Windows 11 brings tons of great features to play with, but there is no hiding the fact that the operating system left a lot of PCs in the dust with its controversial minimum system requirements. That’s caused folks to find ways to run Windows on unsupported systems, and it looks as though one of Microsoft’s employees has done the same, too.
In a recent Windows Insider Webcast, Microsoft employee Claton Hendricks was sharing his screen to showcase some of the features that the company is working on for Windows 11 builds. In particular, Hendricks showcased new color options for the utilization area in Task Manager, but when toggling to the CPU information pane, an interesting Intel processor appeared listed in the right-hand pane of the redesigned app.

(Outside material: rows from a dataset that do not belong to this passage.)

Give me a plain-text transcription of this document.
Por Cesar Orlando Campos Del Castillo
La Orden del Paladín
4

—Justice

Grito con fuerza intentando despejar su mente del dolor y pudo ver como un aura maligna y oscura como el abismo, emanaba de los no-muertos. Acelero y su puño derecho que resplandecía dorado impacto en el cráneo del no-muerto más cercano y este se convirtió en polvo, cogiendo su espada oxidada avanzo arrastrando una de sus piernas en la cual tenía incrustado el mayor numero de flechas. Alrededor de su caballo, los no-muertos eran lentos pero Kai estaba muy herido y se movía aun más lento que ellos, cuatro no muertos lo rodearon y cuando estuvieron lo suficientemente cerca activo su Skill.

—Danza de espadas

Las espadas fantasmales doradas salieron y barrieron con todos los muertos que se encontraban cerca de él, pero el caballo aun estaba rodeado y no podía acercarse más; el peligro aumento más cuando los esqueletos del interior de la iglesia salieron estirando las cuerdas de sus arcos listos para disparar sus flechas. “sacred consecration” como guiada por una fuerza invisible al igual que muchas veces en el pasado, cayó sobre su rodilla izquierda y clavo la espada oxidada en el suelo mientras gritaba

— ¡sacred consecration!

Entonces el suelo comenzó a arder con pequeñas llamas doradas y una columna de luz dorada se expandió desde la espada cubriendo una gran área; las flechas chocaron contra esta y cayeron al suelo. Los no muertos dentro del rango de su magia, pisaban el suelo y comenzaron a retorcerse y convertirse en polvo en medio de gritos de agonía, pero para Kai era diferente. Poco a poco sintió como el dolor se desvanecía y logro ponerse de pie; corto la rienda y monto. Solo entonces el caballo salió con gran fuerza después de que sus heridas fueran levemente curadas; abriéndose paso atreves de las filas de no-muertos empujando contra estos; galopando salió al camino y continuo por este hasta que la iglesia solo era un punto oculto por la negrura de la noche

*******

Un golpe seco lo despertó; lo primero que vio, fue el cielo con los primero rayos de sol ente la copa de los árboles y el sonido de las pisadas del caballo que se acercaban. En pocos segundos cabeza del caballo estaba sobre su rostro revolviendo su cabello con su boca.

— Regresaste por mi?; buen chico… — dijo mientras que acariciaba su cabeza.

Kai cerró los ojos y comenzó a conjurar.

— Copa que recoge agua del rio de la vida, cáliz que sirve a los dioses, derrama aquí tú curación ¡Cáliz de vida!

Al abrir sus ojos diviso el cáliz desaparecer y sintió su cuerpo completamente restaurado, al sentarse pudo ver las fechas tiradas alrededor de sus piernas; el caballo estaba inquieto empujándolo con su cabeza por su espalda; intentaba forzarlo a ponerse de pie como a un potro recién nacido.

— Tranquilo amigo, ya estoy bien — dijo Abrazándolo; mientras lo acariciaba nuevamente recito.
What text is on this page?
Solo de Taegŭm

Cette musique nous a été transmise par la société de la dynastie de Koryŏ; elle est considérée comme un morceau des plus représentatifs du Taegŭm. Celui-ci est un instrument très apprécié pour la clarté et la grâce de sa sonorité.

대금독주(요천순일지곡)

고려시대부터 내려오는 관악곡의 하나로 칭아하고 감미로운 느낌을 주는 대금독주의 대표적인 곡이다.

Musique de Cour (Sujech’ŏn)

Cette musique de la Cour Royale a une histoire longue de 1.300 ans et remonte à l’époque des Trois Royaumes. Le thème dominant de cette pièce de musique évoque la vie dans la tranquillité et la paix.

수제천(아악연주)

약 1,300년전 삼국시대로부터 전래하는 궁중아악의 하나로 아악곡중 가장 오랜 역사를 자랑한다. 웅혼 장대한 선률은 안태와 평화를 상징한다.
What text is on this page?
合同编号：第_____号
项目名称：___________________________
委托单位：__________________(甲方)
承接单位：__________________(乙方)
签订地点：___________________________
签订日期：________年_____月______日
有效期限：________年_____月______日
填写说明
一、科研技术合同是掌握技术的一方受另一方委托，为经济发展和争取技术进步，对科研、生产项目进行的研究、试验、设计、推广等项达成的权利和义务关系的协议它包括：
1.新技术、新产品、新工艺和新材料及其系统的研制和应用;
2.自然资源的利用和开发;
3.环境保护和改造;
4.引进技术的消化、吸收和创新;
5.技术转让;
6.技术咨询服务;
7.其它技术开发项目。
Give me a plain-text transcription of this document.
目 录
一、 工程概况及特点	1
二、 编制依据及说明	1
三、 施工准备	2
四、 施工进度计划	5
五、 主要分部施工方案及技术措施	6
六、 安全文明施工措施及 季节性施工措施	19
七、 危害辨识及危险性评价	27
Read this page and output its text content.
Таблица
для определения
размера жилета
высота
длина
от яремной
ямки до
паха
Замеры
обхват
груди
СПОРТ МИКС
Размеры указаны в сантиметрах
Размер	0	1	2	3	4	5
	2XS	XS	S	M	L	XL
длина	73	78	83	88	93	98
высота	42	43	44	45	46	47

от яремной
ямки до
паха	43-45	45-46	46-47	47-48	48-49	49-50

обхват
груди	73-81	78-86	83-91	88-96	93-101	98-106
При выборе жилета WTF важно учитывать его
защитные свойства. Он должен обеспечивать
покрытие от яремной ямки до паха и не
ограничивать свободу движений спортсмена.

Per Neowin, the processor listed there is the Intel Core i7-7660U – which is not on Microsoft’s supported list. This is a 7th-generation processor that was released back in 2017. Microsoft only supports processors from Intel’s 8th-generation series onward, and also AMD’s Ryzen 3000 series.
It is unknown what specific device was being used in this case, but there’s a chance that it could have been a Surface, as the screen-sharing pane at the top of the session mentions “Surface IR.” If you’re interested in digging deeper to find out, Microsoft has a list of supported Surface devices on its website. There’s a chance that it might have been an original Surface Laptop, a Surface Pro 5, or any of the other Surface models that aren’t on Microsoft’s list.
As we detailed, it’s very much possible to run Windows 11 on unsupported systems with some tweaks that can be made during the initial install phase. Of course, doing so puts the PC at risk of not getting security updates, and Microsoft might put a visual warning on your system in the setting app and desktop about it if you’re using the Windows Insider version of the operating system.
Yet since this was a webcast and the webcam feed obscures part of the PC’s desktop, we couldn’t make out if Hendricks’ PC had either of those warnings. However, seeing as though Microsoft started testing said warnings in the Windows Insider Program, it is more than likely there, but just hidden.